Entre as aulas de música e os projetos, Ana diz que a gestão de tempo nem sempre é fácil, mas “tem sido sempre possível, ainda que às vezes com sacrifício”. “Coordenar horários, fazer substituições de aulas para poder estar no teatro e conjugar as duas coisas. Sinto que, às vezes, há fases duras e difíceis. Não me esqueço de estar a fazer a minha tese de mestrado e, na altura da entrega, estar a sofrer bastante porque também estava em altura de espetáculos. Conjuga-se, por amor à camisola”, conta.

A história dos dois “astrónomos solitários”

Felisberto Soares e Alfredo Balreira são dois amigos de longa data, já reformados. Estes ex-bancários sempre sonharam mais alto, em direção ao imenso universo. São astrónomos amadores, “amantes do céu”, como diz Alfredo.

Por opção própria, não pertencem a nenhuma associação. “Quando precisamos trocamos impressões um com o outro. Neste caso, é um trabalho solitário. Somos astrónomos solitários. É uma paixão”, confessa Felisberto, que descobriu a paixão pelo universo quando ainda era muito pequeno.

Hoje a situação é muito diferente. Felisberto tem o seu próprio observatório no telhado de casa e um telescópio que, ligado a uma máquina fotográfica, capta fenómenos como “planetas, a lua e, depois, objetos do céu, mais profundos, como galáxias, nebulosas e coisas um bocado mais difíceis que requerem uma paciência muito grande e, acima de tudo, algum equipamento capaz”. “Gosto muito de fazer fotografia.
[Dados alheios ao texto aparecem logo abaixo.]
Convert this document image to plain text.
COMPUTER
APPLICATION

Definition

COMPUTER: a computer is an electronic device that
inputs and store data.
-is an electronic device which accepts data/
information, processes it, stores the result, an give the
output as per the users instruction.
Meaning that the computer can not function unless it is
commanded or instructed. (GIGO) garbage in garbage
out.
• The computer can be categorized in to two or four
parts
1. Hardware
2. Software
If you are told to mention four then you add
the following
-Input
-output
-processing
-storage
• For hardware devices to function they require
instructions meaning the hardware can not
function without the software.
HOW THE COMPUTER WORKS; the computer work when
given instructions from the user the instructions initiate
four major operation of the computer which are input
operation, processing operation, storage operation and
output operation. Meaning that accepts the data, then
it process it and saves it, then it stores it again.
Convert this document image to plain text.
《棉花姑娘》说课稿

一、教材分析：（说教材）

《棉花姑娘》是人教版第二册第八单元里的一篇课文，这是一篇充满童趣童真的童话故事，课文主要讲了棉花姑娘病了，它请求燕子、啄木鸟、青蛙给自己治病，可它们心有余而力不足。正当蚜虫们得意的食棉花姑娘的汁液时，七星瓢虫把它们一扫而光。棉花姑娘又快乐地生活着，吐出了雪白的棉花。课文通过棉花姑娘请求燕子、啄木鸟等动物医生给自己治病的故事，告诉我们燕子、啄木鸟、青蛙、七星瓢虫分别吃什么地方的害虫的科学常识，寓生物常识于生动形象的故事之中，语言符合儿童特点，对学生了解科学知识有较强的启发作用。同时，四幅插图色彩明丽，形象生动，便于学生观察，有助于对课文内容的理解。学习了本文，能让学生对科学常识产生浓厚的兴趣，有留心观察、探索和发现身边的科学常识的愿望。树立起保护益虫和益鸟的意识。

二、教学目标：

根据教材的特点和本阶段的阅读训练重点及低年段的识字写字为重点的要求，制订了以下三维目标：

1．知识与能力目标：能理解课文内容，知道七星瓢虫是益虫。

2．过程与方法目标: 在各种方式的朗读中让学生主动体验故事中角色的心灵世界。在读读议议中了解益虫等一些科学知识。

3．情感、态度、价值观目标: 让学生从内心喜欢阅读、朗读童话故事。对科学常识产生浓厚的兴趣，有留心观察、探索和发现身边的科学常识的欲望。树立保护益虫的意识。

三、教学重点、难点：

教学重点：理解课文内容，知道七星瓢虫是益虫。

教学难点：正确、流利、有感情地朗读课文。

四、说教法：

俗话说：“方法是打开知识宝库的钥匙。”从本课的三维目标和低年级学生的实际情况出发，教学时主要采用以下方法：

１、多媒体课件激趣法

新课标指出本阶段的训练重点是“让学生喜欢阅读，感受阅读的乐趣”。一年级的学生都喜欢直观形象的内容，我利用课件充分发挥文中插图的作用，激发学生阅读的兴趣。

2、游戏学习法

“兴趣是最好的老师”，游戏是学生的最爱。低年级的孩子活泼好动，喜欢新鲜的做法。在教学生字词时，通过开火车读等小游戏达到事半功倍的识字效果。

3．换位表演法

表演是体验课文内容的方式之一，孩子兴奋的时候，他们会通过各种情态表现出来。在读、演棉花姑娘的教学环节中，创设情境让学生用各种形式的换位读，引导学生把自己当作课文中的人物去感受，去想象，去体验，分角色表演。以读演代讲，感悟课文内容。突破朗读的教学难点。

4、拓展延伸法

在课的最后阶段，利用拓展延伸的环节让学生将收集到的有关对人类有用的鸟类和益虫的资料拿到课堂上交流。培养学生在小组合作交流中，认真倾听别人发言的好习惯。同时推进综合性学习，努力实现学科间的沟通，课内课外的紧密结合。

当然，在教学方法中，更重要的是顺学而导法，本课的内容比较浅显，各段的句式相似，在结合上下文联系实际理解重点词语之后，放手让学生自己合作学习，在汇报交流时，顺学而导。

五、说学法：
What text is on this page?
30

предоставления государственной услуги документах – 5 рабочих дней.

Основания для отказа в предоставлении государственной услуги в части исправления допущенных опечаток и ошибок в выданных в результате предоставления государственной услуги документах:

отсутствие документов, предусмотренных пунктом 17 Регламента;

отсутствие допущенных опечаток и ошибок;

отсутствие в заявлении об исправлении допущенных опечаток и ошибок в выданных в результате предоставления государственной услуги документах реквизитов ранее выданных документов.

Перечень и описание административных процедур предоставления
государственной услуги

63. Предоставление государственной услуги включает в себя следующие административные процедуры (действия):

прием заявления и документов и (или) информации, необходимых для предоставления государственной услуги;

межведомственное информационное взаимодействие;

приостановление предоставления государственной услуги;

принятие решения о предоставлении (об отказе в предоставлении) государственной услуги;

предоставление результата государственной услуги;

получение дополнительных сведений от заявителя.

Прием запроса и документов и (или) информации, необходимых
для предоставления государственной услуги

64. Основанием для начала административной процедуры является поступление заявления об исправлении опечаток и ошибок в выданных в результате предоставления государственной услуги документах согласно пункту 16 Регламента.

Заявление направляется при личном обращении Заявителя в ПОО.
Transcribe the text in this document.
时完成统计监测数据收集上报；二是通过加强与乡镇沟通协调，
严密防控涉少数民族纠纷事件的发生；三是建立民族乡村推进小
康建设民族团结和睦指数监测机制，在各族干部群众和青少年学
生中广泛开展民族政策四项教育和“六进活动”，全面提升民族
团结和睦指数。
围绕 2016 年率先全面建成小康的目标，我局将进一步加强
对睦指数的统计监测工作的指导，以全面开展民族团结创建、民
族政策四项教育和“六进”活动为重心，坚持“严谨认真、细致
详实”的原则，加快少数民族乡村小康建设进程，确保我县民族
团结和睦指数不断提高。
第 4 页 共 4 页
Cada vez que observava os objetos do céu ficava sempre com muita pena de não ficar com aquela imagem para mais tarde poder ver aquilo novamente”, revela.

Apesar disto, os amigos admitem que a atividade é muito cara, exige muitas noites em branco e que a questão monetária tem muito peso: “Isto é muito bonito mas se calhar não é para qualquer um. Existem filtros especiais para fazer fotografia debaixo de um céu com poluição luminosa, mas o equipamento é muito caro. Não esta à bolsa de toda a gente. Eu não estou a ver um individuo jovem a ter capacidade económica capaz de comprar um filtro, uma máquina ou um telescópio. Tudo isto implica muito dinheiro e não está ao alcance de qualquer um. Está ao alcance dos privilegiados e eu considero-me um, porque, felizmente, ainda vou tendo para fazer umas brincadeiras dessas”, admite Felisberto.

Sem os apoios do Estado e a alimentar-se da paixão e do amor dos seus praticantes, o amadorismo em Portugal enfrenta várias dificuldades. Pode não estar em vias de extinção, mas o certo é que, atualmente, caminha cada vez mais para se transformar numa atividade elitista, para quem tem dinheiro, um emprego com horário flexível e muita, muita vontade de aprender.